Un proyecto que nació con el objetivo de afrontar el reto que supone el envejecimiento de la población con soluciones que plantean el uso del IoT ‘Internet of Things’ (Internet de las Cosas), un concepto que se basa en la interconexión digital y que, en este caso, permitirá incrementar la seguridad de los senior, favoreciendo el mantenimiento de su independencia y participación social, así como reducir el impacto negativo que implican las enfermedades crónicas y el deterioro cognitivo.
 
En otras palabras, Activage ha apostado, en sus tres años y medio de desarrollo, por demostrar cómo la teleasistencia más avanzada es la mejor aliada para mejorar la autonomía de las personas mayores.

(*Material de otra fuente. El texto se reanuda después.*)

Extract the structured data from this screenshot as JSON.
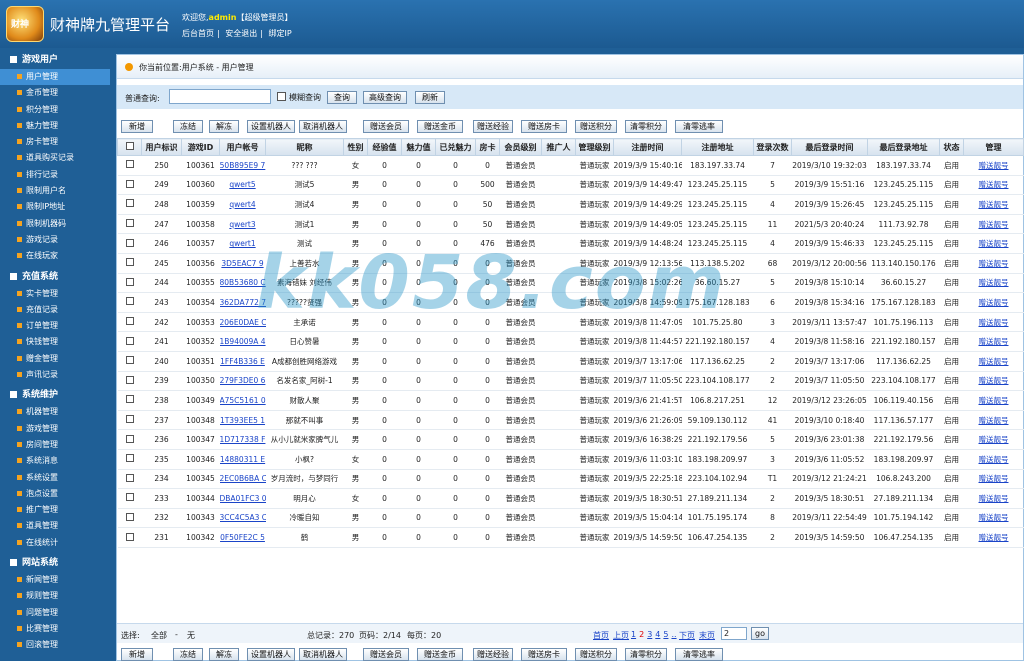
{
  "header": {
    "logo_text": "财神",
    "title": "财神牌九管理平台",
    "welcome_prefix": "欢迎您,",
    "username": "admin",
    "role": "【超级管理员】",
    "links": [
      "后台首页",
      "安全退出",
      "绑定IP"
    ]
  },
  "sidebar": [
    {
      "title": "游戏用户",
      "items": [
        "用户管理",
        "金币管理",
        "积分管理",
        "魅力管理",
        "房卡管理",
        "道具购买记录",
        "排行记录",
        "限制用户名",
        "限制IP地址",
        "限制机器码",
        "游戏记录",
        "在线玩家"
      ]
    },
    {
      "title": "充值系统",
      "items": [
        "实卡管理",
        "充值记录",
        "订单管理",
        "快钱管理",
        "赠金管理",
        "声讯记录"
      ]
    },
    {
      "title": "系统维护",
      "items": [
        "机器管理",
        "游戏管理",
        "房间管理",
        "系统消息",
        "系统设置",
        "泡点设置",
        "推广管理",
        "道具管理",
        "在线统计"
      ]
    },
    {
      "title": "网站系统",
      "items": [
        "新闻管理",
        "规则管理",
        "问题管理",
        "比赛管理",
        "回滚管理"
      ]
    }
  ],
  "active_item": "用户管理",
  "breadcrumb": "你当前位置:用户系统 - 用户管理",
  "search": {
    "label": "普通查询:",
    "value": "",
    "fuzzy_label": "模糊查询",
    "buttons": [
      "查询",
      "高级查询",
      "刷新"
    ]
  },
  "toolbar": [
    "新增",
    "冻结",
    "解冻",
    "设置机器人",
    "取消机器人",
    "赠送会员",
    "赠送金币",
    "赠送经验",
    "赠送房卡",
    "赠送积分",
    "清零积分",
    "清零逃率"
  ],
  "table": {
    "headers": [
      "用户标识",
      "游戏ID",
      "用户帐号",
      "昵称",
      "性别",
      "经验值",
      "魅力值",
      "已兑魅力",
      "房卡",
      "会员级别",
      "推广人",
      "管理级别",
      "注册时间",
      "注册地址",
      "登录次数",
      "最后登录时间",
      "最后登录地址",
      "状态",
      "管理"
    ],
    "rows": [
      [
        "250",
        "100361",
        "50B895E9 7",
        "??? ???",
        "女",
        "0",
        "0",
        "0",
        "0",
        "普通会员",
        "",
        "普通玩家",
        "2019/3/9 15:40:16",
        "183.197.33.74",
        "7",
        "2019/3/10 19:32:03",
        "183.197.33.74",
        "启用",
        "赠送靓号"
      ],
      [
        "249",
        "100360",
        "qwert5",
        "测试5",
        "男",
        "0",
        "0",
        "0",
        "500",
        "普通会员",
        "",
        "普通玩家",
        "2019/3/9 14:49:47",
        "123.245.25.115",
        "5",
        "2019/3/9 15:51:16",
        "123.245.25.115",
        "启用",
        "赠送靓号"
      ],
      [
        "248",
        "100359",
        "qwert4",
        "测试4",
        "男",
        "0",
        "0",
        "0",
        "50",
        "普通会员",
        "",
        "普通玩家",
        "2019/3/9 14:49:29",
        "123.245.25.115",
        "4",
        "2019/3/9 15:26:45",
        "123.245.25.115",
        "启用",
        "赠送靓号"
      ],
      [
        "247",
        "100358",
        "qwert3",
        "测试1",
        "男",
        "0",
        "0",
        "0",
        "50",
        "普通会员",
        "",
        "普通玩家",
        "2019/3/9 14:49:05",
        "123.245.25.115",
        "11",
        "2021/5/3 20:40:24",
        "111.73.92.78",
        "启用",
        "赠送靓号"
      ],
      [
        "246",
        "100357",
        "qwert1",
        "测试",
        "男",
        "0",
        "0",
        "0",
        "476",
        "普通会员",
        "",
        "普通玩家",
        "2019/3/9 14:48:24",
        "123.245.25.115",
        "4",
        "2019/3/9 15:46:33",
        "123.245.25.115",
        "启用",
        "赠送靓号"
      ],
      [
        "245",
        "100356",
        "3D5EAC7 9",
        "上善若水",
        "男",
        "0",
        "0",
        "0",
        "0",
        "普通会员",
        "",
        "普通玩家",
        "2019/3/9 12:13:56",
        "113.138.5.202",
        "68",
        "2019/3/12 20:00:56",
        "113.140.150.176",
        "启用",
        "赠送靓号"
      ],
      [
        "244",
        "100355",
        "80B53680 C",
        "素海错妹 刘经伟",
        "男",
        "0",
        "0",
        "0",
        "0",
        "普通会员",
        "",
        "普通玩家",
        "2019/3/8 15:02:26",
        "36.60.15.27",
        "5",
        "2019/3/8 15:10:14",
        "36.60.15.27",
        "启用",
        "赠送靓号"
      ],
      [
        "243",
        "100354",
        "362DA772 7",
        "?????贤强",
        "男",
        "0",
        "0",
        "0",
        "0",
        "普通会员",
        "",
        "普通玩家",
        "2019/3/8 14:59:09",
        "175.167.128.183",
        "6",
        "2019/3/8 15:34:16",
        "175.167.128.183",
        "启用",
        "赠送靓号"
      ],
      [
        "242",
        "100353",
        "206E0DAE C",
        "主承诺",
        "男",
        "0",
        "0",
        "0",
        "0",
        "普通会员",
        "",
        "普通玩家",
        "2019/3/8 11:47:09",
        "101.75.25.80",
        "3",
        "2019/3/11 13:57:47",
        "101.75.196.113",
        "启用",
        "赠送靓号"
      ],
      [
        "241",
        "100352",
        "1B94009A 4",
        "日心赞暑",
        "男",
        "0",
        "0",
        "0",
        "0",
        "普通会员",
        "",
        "普通玩家",
        "2019/3/8 11:44:57",
        "221.192.180.157",
        "4",
        "2019/3/8 11:58:16",
        "221.192.180.157",
        "启用",
        "赠送靓号"
      ],
      [
        "240",
        "100351",
        "1FF4B336 E",
        "A成都创胜网络游戏",
        "男",
        "0",
        "0",
        "0",
        "0",
        "普通会员",
        "",
        "普通玩家",
        "2019/3/7 13:17:06",
        "117.136.62.25",
        "2",
        "2019/3/7 13:17:06",
        "117.136.62.25",
        "启用",
        "赠送靓号"
      ],
      [
        "239",
        "100350",
        "279F3DE0 6",
        "名发名家_阿树-1",
        "男",
        "0",
        "0",
        "0",
        "0",
        "普通会员",
        "",
        "普通玩家",
        "2019/3/7 11:05:50",
        "223.104.108.177",
        "2",
        "2019/3/7 11:05:50",
        "223.104.108.177",
        "启用",
        "赠送靓号"
      ],
      [
        "238",
        "100349",
        "A75C5161 0",
        "财散人聚",
        "男",
        "0",
        "0",
        "0",
        "0",
        "普通会员",
        "",
        "普通玩家",
        "2019/3/6 21:41:5T",
        "106.8.217.251",
        "12",
        "2019/3/12 23:26:05",
        "106.119.40.156",
        "启用",
        "赠送靓号"
      ],
      [
        "237",
        "100348",
        "1T393EE5 1",
        "那就不叫事",
        "男",
        "0",
        "0",
        "0",
        "0",
        "普通会员",
        "",
        "普通玩家",
        "2019/3/6 21:26:09",
        "59.109.130.112",
        "41",
        "2019/3/10 0:18:40",
        "117.136.57.177",
        "启用",
        "赠送靓号"
      ],
      [
        "236",
        "100347",
        "1D717338 F",
        "从小儿就米家脾气儿",
        "男",
        "0",
        "0",
        "0",
        "0",
        "普通会员",
        "",
        "普通玩家",
        "2019/3/6 16:38:29",
        "221.192.179.56",
        "5",
        "2019/3/6 23:01:38",
        "221.192.179.56",
        "启用",
        "赠送靓号"
      ],
      [
        "235",
        "100346",
        "14880311 E",
        "小枫?",
        "女",
        "0",
        "0",
        "0",
        "0",
        "普通会员",
        "",
        "普通玩家",
        "2019/3/6 11:03:10",
        "183.198.209.97",
        "3",
        "2019/3/6 11:05:52",
        "183.198.209.97",
        "启用",
        "赠送靓号"
      ],
      [
        "234",
        "100345",
        "2EC0B6BA C",
        "岁月流时，与梦同行",
        "男",
        "0",
        "0",
        "0",
        "0",
        "普通会员",
        "",
        "普通玩家",
        "2019/3/5 22:25:18",
        "223.104.102.94",
        "T1",
        "2019/3/12 21:24:21",
        "106.8.243.200",
        "启用",
        "赠送靓号"
      ],
      [
        "233",
        "100344",
        "DBA01FC3 0",
        "明月心",
        "女",
        "0",
        "0",
        "0",
        "0",
        "普通会员",
        "",
        "普通玩家",
        "2019/3/5 18:30:51",
        "27.189.211.134",
        "2",
        "2019/3/5 18:30:51",
        "27.189.211.134",
        "启用",
        "赠送靓号"
      ],
      [
        "232",
        "100343",
        "3CC4C5A3 C",
        "冷暖自知",
        "男",
        "0",
        "0",
        "0",
        "0",
        "普通会员",
        "",
        "普通玩家",
        "2019/3/5 15:04:14",
        "101.75.195.174",
        "8",
        "2019/3/11 22:54:49",
        "101.75.194.142",
        "启用",
        "赠送靓号"
      ],
      [
        "231",
        "100342",
        "0F50FE2C 5",
        "鹤",
        "男",
        "0",
        "0",
        "0",
        "0",
        "普通会员",
        "",
        "普通玩家",
        "2019/3/5 14:59:50",
        "106.47.254.135",
        "2",
        "2019/3/5 14:59:50",
        "106.47.254.135",
        "启用",
        "赠送靓号"
      ]
    ]
  },
  "pager": {
    "select_label": "选择:",
    "select_all": "全部",
    "dash": "-",
    "select_none": "无",
    "total": "总记录：270",
    "page": "页码：2/14",
    "per_page": "每页：20",
    "first": "首页",
    "prev": "上页",
    "pages": [
      "1",
      "2",
      "3",
      "4",
      "5",
      ".."
    ],
    "current_page": "2",
    "next": "下页",
    "last": "末页",
    "goto_value": "2",
    "go": "go"
  },
  "watermark": "kk058.com"
}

Para alcanzar este reto, esta iniciativa ha involucrado a más de 50 socios de diferentes países europeos tanto del ámbito industrial como de la investigación, así como organizaciones sociales y entidades y Administraciones públicas. Entre las entidades participantes, el Consorcio del Deployment Site de Galicia (DSGAL) ha sido una pieza clave. 
 
Durante el desarrollo del proyecto se llevaron a cabo nueve pilotos a lo largo del territorio europeo para testar la interoperabilidad de diferentes soluciones tecnológicas orientadas a resolver problemas concretos en la población envejecida, teniendo lugar, uno de los más destacados, en Galicia.
 
La labor de Fundación Tecsos, junto con Cruz Roja, Televés y el Servizo Galego de Saúde (Sergas) fue, precisamente, la puesta en marcha del piloto del área de Galicia, en el que participaron 700 usuarios contribuyendo a la validación, integración e interoperabilidad de un servicio de teleasistencia avanzada.